South Skyline Fire and Rescue Company 29 is one of five volunteer companies included in the Santa Cruz County Fire Department, which contracts with Cal Fire to administer the overall program. The volunteers train to the same level and respond jointly with paid Cal Fire personnel, Wernick explained

"The time has gone so fast. I will miss the action but I am not leaving the fire service altogether," he said, adding that he will continue his position as the 5th District Representative to the Santa Cruz County Fire Department Advisory Commission.  

The volunteer job entailed many hours of service each week, typically at least a few hundred hours per year, he said.
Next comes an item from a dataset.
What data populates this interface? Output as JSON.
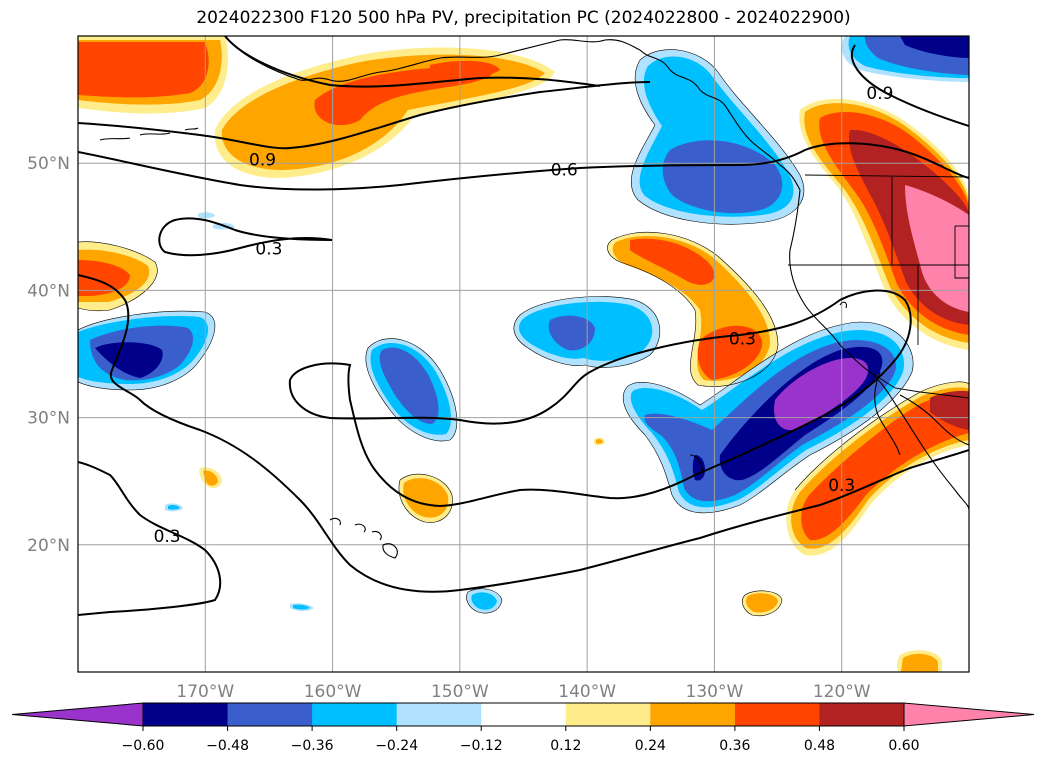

To give an idea of the level of commitment required to serve, Wernick said new volunteers' required training is now 200-plus hours and must be completed before a volunteer can respond to an incident. This includes several consecutive weekends to complete the Basic Fire Academy and then at least a few more to get the initial First Responder or EMT certification.  

"The training and support provided by Cal Fire is superb. They are some of the finest people I've had the privilege to work with," he said.

Ongoing training for everyone involves weekend classes a few times per year, approximately eight hours per month of on-site training at the company level and between two and four hours of online training in addition to performing equipment checks and responding to calls when you are around, he said.

The real test for the training is applying it at calls, he said. 

Most calls are medical and rescue in nature but we always seem to have a few serious fires every year as well, he said.

"Overall, the skills and experience you can get as a volunteer help in all areas of life while providing a critical service to the local community," he said. "For those of us who do it we consider it fun in a personally satisfying way.”

When he's not fighting fires or doing emergency rescues, Wernick works as a systems and software engineer in biotech. He also does patent and IP consulting. 

Scariest assignment? "No particular assignment has been really scary in that sense, partly owing to luck and mostly because we are well trained and avoid taking unnecessary risks."

The most exciting assignment he remembers is a 100-feet vertical rescue he was responsible for at Castle Rock Falls.

It was summertime and there was no water, he recounted. The popular climbing area sees firefighters rescuing people there every year.    

In the incident, the patient had broken his ankle and had been lowered into a ravine below the falls by his climbing partner. 

Wernick set up all the rigging, main line, belay line, pulleys, carabiners, prusiks. A team of several people hauled up the patient in a "stokes" litter with a medic attached to take care of the patient on the way up. "This was probably around 500 pounds of weight on the other end of the rope," he explained. 

Once the patient was up, firefighters flew him out in a helicopter, used quite often in remote areas. 

Asked about the future of South Skyline Fire and Rescue Company 29, Wernick said: “I am handing over the reins to Andy Seigel who will be taking over as captain of the most committed and best trained team we have ever had.”